Study Plan Methods: Rotation & Blocks
Building a revision schedule used to mean creating sessions one by one, picking a date, a time, a subject, repeating. Two new methods change that entirely: you configure once, preview the full week, then confirm.
Méthode des tours — Rotation method
Rotation assigns one subject per day on a repeating weekly cycle. You pick which subjects go on which days, and the method generates all sessions for that week in one go.
Good for: keeping consistent contact with every subject without overloading any single day.
- One subject per weekday
- Auto-suggestion distributes your subjects evenly across Monday–Friday
- Sessions are stored as all-day events so they don't conflict with timed blocks
Méthode des blocs — Block method
Blocks fill your days with fixed subject slots. You define a weekly template — Monday has a 2h Maths slot at 9am and a 1h30 Physics slot at 2pm — and the method replicates that template across the week.
Good for: intensive revision days where you want a structured timetable rather than a single daily subject.
- Multiple timed blocks per day, each assigned to a subject
- Smart default times: each new block starts where the previous one ended
- Auto-suggestion builds a sensible starting template from your subjects
Preview before you commit
Both methods show a preview before creating anything.
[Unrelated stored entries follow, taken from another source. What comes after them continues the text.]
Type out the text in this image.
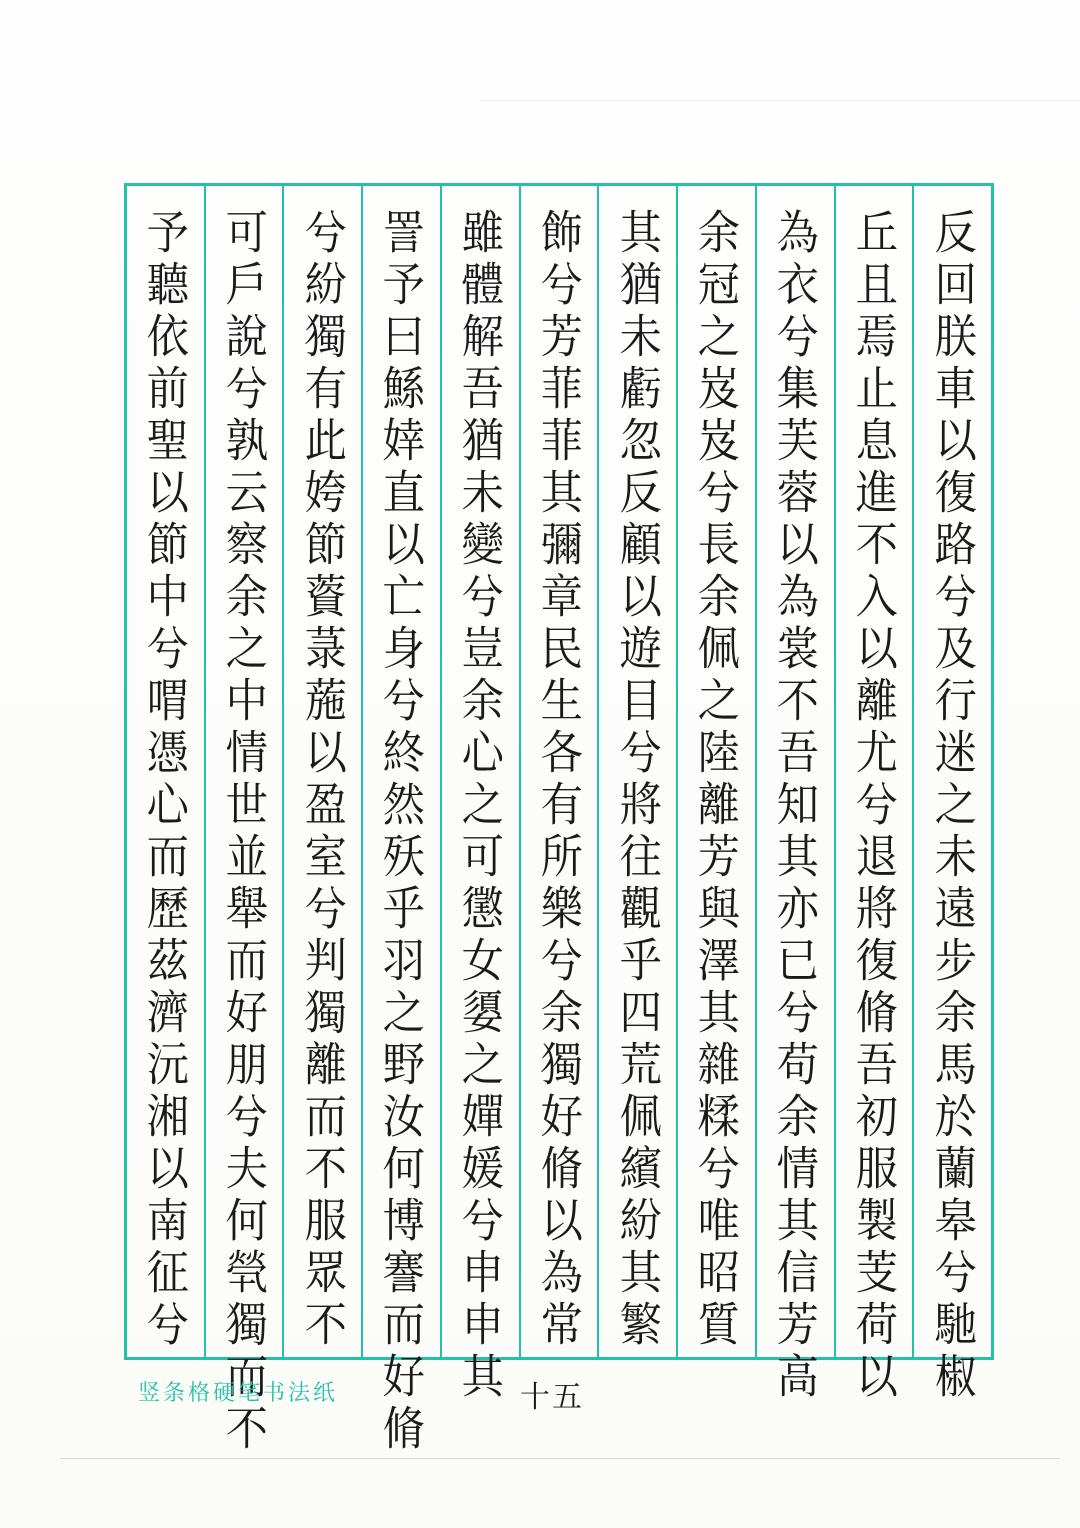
反回朕車以復路兮及行迷之未遠步余馬於蘭皋兮馳椒
丘且焉止息進不入以離尤兮退將復脩吾初服製芰荷以
為衣兮集芙蓉以為裳不吾知其亦已兮苟余情其信芳高
余冠之岌岌兮長余佩之陸離芳與澤其雜糅兮唯昭質
其猶未虧忽反顧以遊目兮將往觀乎四荒佩繽紛其繁
飾兮芳菲菲其彌章民生各有所樂兮余獨好脩以為常
雖體解吾猶未變兮豈余心之可懲女嬃之嬋媛兮申申其
詈予曰鯀婞直以亡身兮終然殀乎羽之野汝何博謇而好脩
兮紛獨有此姱節薋菉葹以盈室兮判獨離而不服眾不
可戶說兮孰云察余之中情世並舉而好朋兮夫何煢獨而不
予聽依前聖以節中兮喟憑心而歷茲濟沅湘以南征兮
竖条格硬笔书法纸	十五
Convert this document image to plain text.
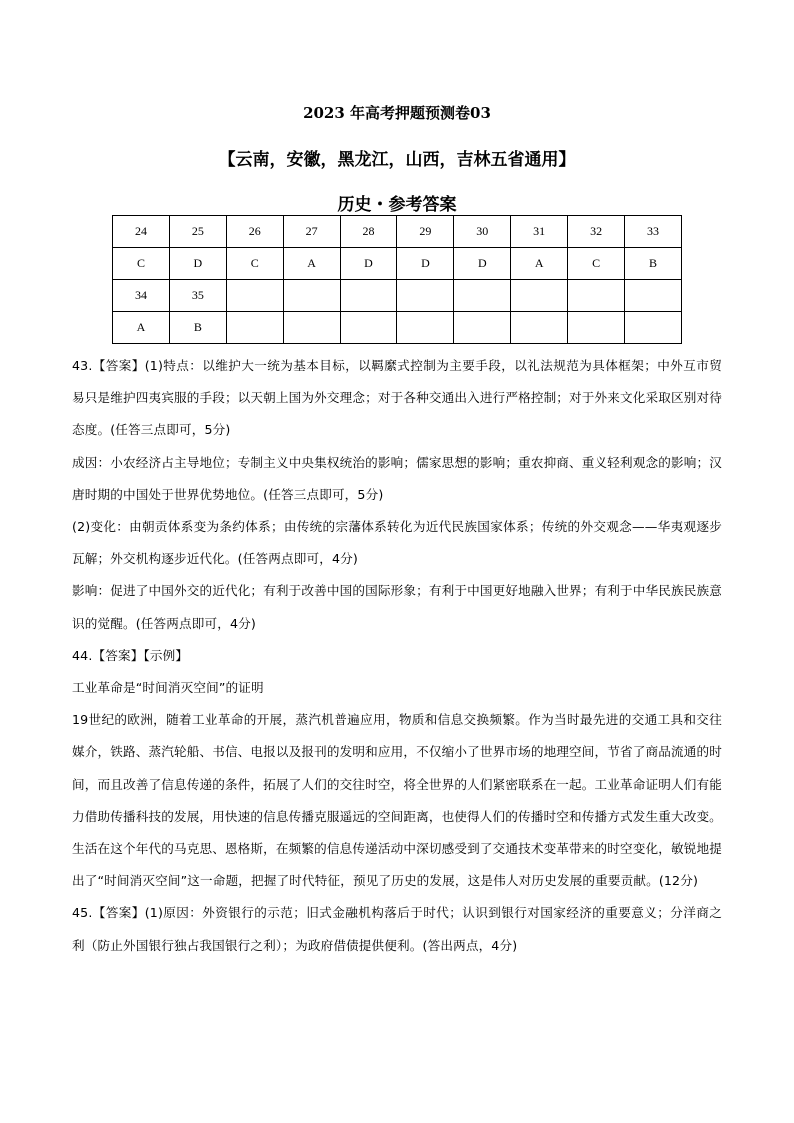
2023 年高考押题预测卷03
【云南，安徽，黑龙江，山西，吉林五省通用】
历史・参考答案
24	25	26	27	28	29	30	31	32	33
C	D	C	A	D	D	D	A	C	B
34	35								
A	B								

43.【答案】(1)特点：以维护大一统为基本目标，以羁縻式控制为主要手段，以礼法规范为具体框架；中外互市贸易只是维护四夷宾服的手段；以天朝上国为外交理念；对于各种交通出入进行严格控制；对于外来文化采取区别对待态度。(任答三点即可，5分)

成因：小农经济占主导地位；专制主义中央集权统治的影响；儒家思想的影响；重农抑商、重义轻利观念的影响；汉唐时期的中国处于世界优势地位。(任答三点即可，5分)

(2)变化：由朝贡体系变为条约体系；由传统的宗藩体系转化为近代民族国家体系；传统的外交观念——华夷观逐步瓦解；外交机构逐步近代化。(任答两点即可，4分)

影响：促进了中国外交的近代化；有利于改善中国的国际形象；有利于中国更好地融入世界；有利于中华民族民族意识的觉醒。(任答两点即可，4分)

44.【答案】【示例】

工业革命是“时间消灭空间”的证明

19世纪的欧洲，随着工业革命的开展，蒸汽机普遍应用，物质和信息交换频繁。作为当时最先进的交通工具和交往媒介，铁路、蒸汽轮船、书信、电报以及报刊的发明和应用，不仅缩小了世界市场的地理空间，节省了商品流通的时间，而且改善了信息传递的条件，拓展了人们的交往时空，将全世界的人们紧密联系在一起。工业革命证明人们有能力借助传播科技的发展，用快速的信息传播克服遥远的空间距离，也使得人们的传播时空和传播方式发生重大改变。

生活在这个年代的马克思、恩格斯，在频繁的信息传递活动中深切感受到了交通技术变革带来的时空变化，敏锐地提出了“时间消灭空间”这一命题，把握了时代特征，预见了历史的发展，这是伟人对历史发展的重要贡献。(12分)

45.【答案】(1)原因：外资银行的示范；旧式金融机构落后于时代；认识到银行对国家经济的重要意义；分洋商之利（防止外国银行独占我国银行之利）；为政府借债提供便利。(答出两点，4分)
Every session is listed with its date, time (for Blocs), and subject. You can:
- Deselect individual sessions you don't want
- See conflict warnings if a slot overlaps something already in your calendar
- Accept suggested alternative slots to resolve conflicts without leaving the preview
Nothing is added to your calendar until you confirm.
From the AI assistant
You can also ask the assistant directly: "planifie mes révisions en blocs à partir de demain" and it will generate sessions based on your subjects and propose them in a preview canvas. Same flow, no sheet required.